Confesso que o Restò, nessa temporada, decepcionou. Um badejo sem nenhuma personalidade, acompanhado de… de quê mesmo? Nossa, o prato era tão fraco que não restou nada na memória. Das duas entradas, uma se salvou. A tábua de cogumelos estava deliciosa e a outra era… escapou-me da memória também. Seria um almoço correto, não fosse o valor dos pratos, em torno de $40 pesos. Pode ter sido azar, penso que darei uma nova chance ao restaurante. De qualquer forma, não é mais aquela comida, digamos, inesquecível como no texto acima.

Cotação: $$$$

Avaliação: 3  – bom


Responses

  1. Olá, gostaria de saber quantos dolares, no mínimo, são necessários para 4 dias na argentina? é necessário fazer reserva de hotel em janeiro? é fácil conseguir hospedagens? Neste período o clima é frio ou quente?

  2. Juliana, muito bom seu site. Gostei do título, da honestidade e da indisfarçável (mas nem por isso ostentosa) inteligência dos comentários.

    Vou alugar um apartamento em Palermo (ao lado da embaixada americana, perto do Jardim Botânico) para passar uns dias agora no início de janeiro. Que tal o local? Alguma dica?

    E mais: vamos eu e Luciana comemorar 15 anos de casamento + cinco de namoro (!) Só que Luciana naõ tem passaporte. Sei que é possível entrar com a ID brasileira, mas em alguns sites li sobre a necessidade de a ID ter 10 anos ou menos (data de expedição). A dela é de 1994, portanto 14 anos velha. O documento está em ótmo estado. Nos sites oficiais não li nada a respeito da exigência de 10 anos ou menos de expedição do documento. Você sabe algo a respeito?

    Agradecido.

    E parabéns mais uma vez.

  3. Obrigado pela visita, Juliana! Adorei o conceito do teu blog! Tô supercorrendo, mas quando chegar em SP vou dar uma passeada bacana nele!

    Meu blogroll tá desatualizado, mas devo atacar a listinha até a semana que vem.

    Bjs!

  4. Olá Juliana, minha esposa e eu somos marinheiros de primeira viagem internacionalmente falando. Vamos à Buenos Aires em Março/10 e tenis várias dúvidas sobre docs necessários para entrar naquele país, compras que podemos trazer ao brasil, pontos turisticos a visitar, troca de moedas se lá ou aqui ou se troco por dólar ou peso, enfim MUITAS dúvidas. Poderia nos ajudar?
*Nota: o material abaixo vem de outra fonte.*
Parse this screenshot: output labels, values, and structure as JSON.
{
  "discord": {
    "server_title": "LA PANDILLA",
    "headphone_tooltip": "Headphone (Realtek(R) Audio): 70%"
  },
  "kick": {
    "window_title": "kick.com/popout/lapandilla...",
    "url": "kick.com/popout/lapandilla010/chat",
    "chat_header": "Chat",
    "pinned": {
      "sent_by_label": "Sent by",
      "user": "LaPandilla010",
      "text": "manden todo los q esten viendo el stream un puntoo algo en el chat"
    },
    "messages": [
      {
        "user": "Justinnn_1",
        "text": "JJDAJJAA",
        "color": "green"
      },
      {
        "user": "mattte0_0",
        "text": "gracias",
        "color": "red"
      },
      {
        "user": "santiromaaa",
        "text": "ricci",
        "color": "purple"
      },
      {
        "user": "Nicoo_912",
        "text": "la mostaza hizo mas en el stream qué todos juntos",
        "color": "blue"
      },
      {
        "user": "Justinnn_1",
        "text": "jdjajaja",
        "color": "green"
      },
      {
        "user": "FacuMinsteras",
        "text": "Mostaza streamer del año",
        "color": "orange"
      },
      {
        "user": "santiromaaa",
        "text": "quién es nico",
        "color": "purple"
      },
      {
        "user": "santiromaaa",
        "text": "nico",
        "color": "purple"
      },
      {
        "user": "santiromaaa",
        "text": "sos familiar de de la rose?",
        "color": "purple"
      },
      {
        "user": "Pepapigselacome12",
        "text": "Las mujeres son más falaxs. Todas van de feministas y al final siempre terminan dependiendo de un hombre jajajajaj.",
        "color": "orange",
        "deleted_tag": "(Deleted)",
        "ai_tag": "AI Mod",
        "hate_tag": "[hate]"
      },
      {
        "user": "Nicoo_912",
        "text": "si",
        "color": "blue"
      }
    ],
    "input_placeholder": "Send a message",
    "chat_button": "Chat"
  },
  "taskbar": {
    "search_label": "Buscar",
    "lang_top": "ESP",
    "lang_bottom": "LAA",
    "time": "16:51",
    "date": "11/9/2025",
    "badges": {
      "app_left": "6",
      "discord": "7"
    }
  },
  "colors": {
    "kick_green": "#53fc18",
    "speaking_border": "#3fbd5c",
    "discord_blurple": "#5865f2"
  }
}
  5. Nessa época é super quente em Buenos Aires. Chega a fazer 30 graus. Leve protetor solar e roupas leves.
    Sim, é master necessário fazer reserva de hotel.
    Agora, quantos dólares, bom… fica difícil de dizer.
    Abraço,
    Juliana

  6. Acho que o melhor restaurante de Buenos Aires e o Casa Cruz!!
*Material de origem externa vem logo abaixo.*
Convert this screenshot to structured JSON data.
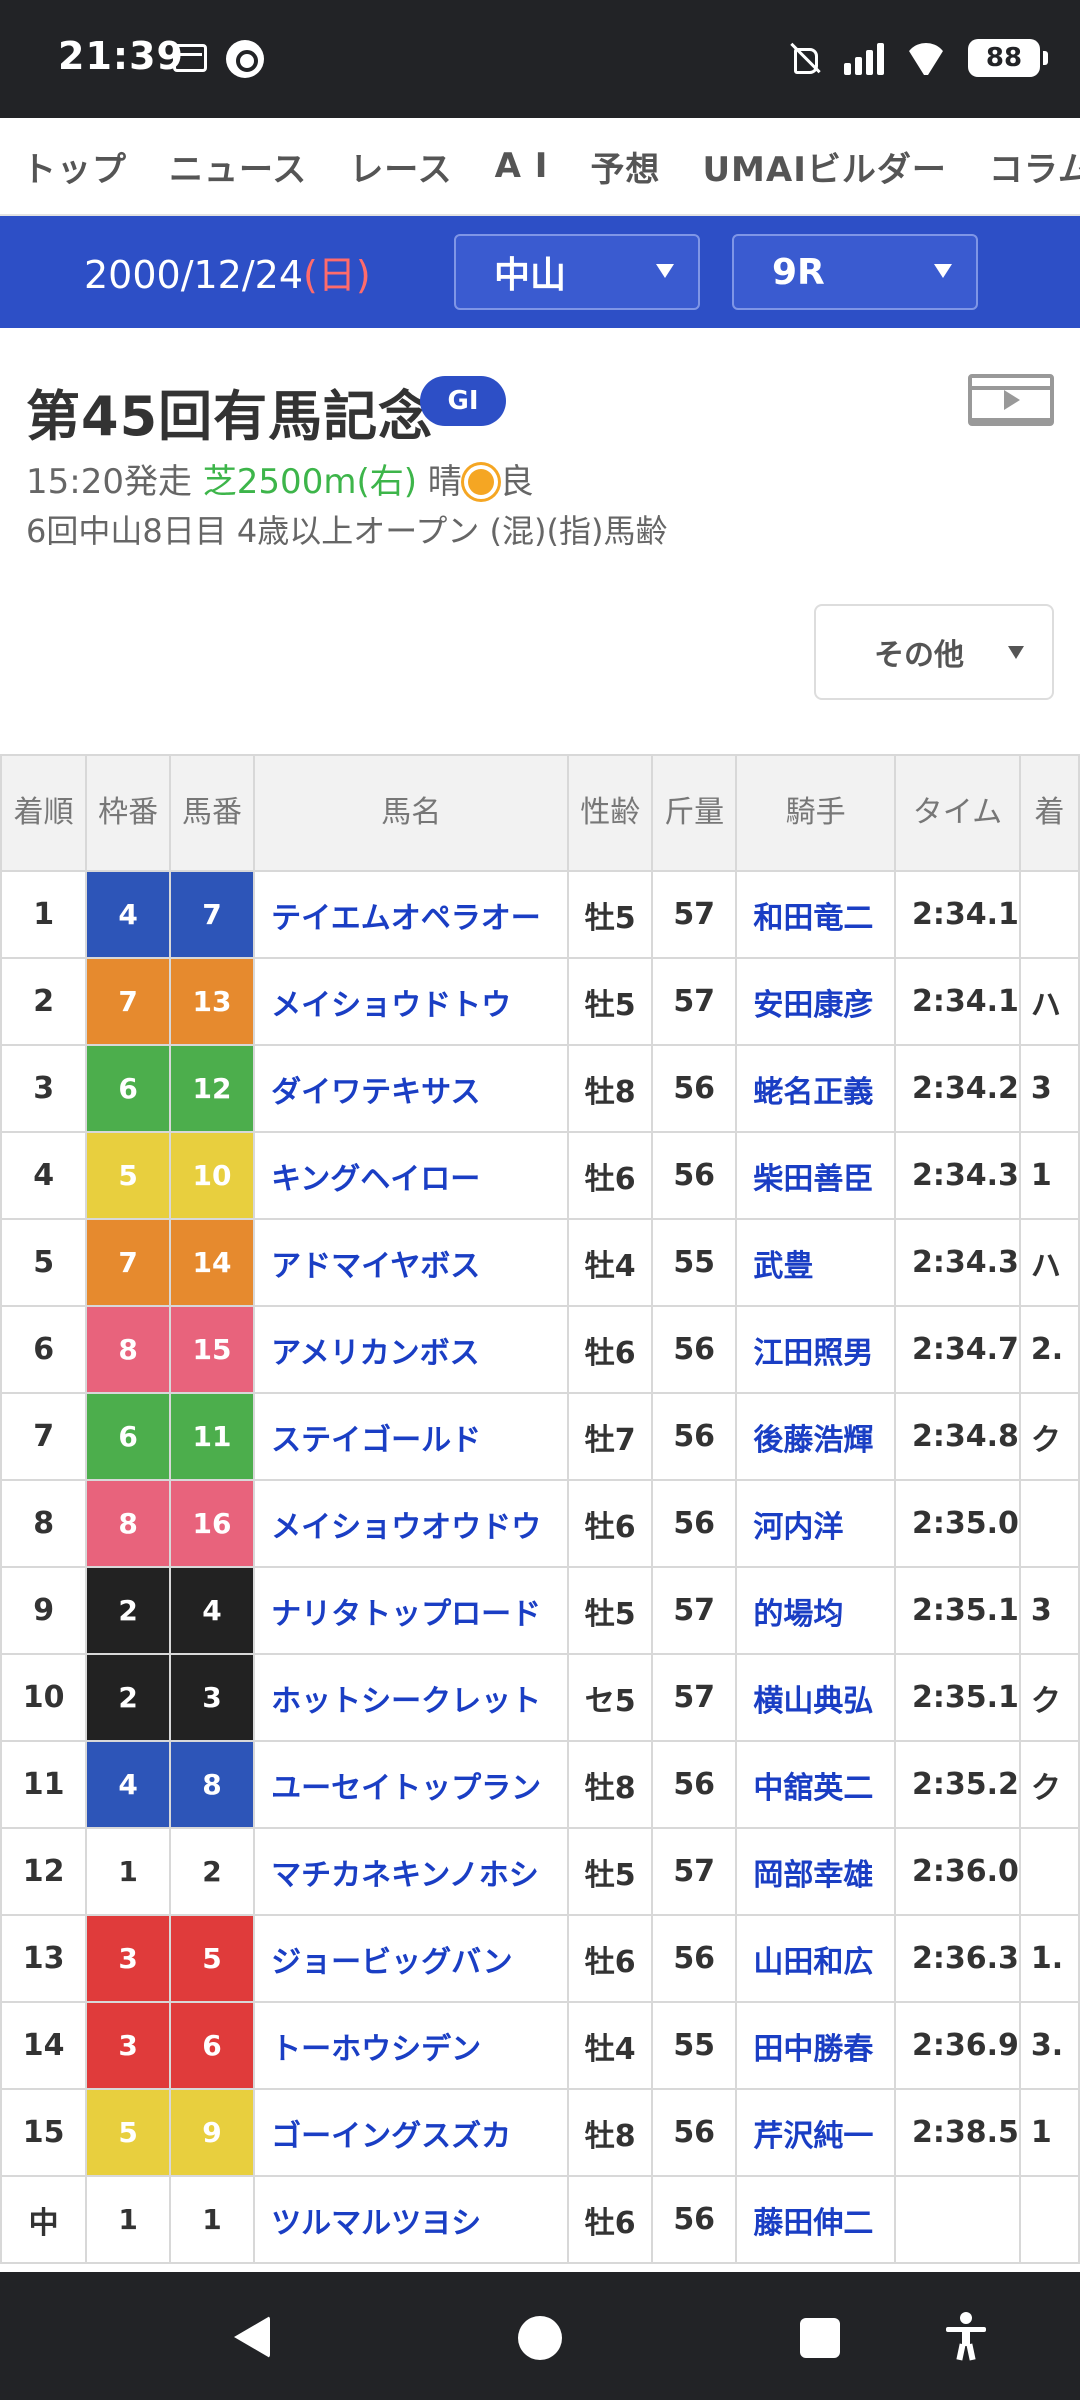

  7. E agora, Eduardo? Eu não conhceço esse restaurante e embarco para Buenos Aires semana que vem. Pelo que li em outros blogs, me pareceu um pouco afetado para o meu gosto, forçando barra para SER contemporâneo. Entretando, fiquei relativamente curiosa. A ver.
    Abraço e obrigada pela dica!

  8. Quer comer bem em Buenos Aires. Fuja dos restaurantes para turistas. Uma boa pedida é o LOS REMOLINOS. Carne excelente feita no carvão e acompanhada de um belo vinho. A carne eu garanto o vinho depende do que você pedir – mas será dificil errar.

    http://bfphoto-fineart.blogspot.com/2010/04/remolinos-restaurante-buenos-aires.html

  9. Já me disseram pra fugir de “Siga la Vaca”.
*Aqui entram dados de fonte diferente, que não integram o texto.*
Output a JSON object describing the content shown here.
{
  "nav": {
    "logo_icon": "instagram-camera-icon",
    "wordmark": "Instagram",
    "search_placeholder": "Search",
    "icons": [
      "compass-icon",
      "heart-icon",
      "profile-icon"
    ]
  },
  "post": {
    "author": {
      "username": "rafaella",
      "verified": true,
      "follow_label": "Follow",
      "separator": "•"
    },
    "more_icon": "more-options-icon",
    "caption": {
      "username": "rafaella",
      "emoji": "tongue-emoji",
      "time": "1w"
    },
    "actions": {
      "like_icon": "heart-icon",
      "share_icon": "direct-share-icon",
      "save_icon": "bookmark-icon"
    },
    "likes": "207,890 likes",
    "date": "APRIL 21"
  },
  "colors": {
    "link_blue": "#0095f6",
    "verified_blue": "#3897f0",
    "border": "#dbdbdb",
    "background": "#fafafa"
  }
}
  10. Bom não posso deixar de falar do Cabana Las Lilas, em Puerto Madero, tá é bem óbvio, mas só o couvert já vale!!Outra coisa, os preços em Buenos Aires estão exorbitantes, a inflação não perdoou nem o alfajor, estive lá em fevereiro de 2012, e não dá p comer bem em restaurante por menos de 100 pesos por pessoa! Bom, p quem está indo p lá com a doce ilusão do real valorizado em relação ao peso, é bom se preparar! Mas ainda assim é uma viagem imperdível, não vejo a hora de voltar!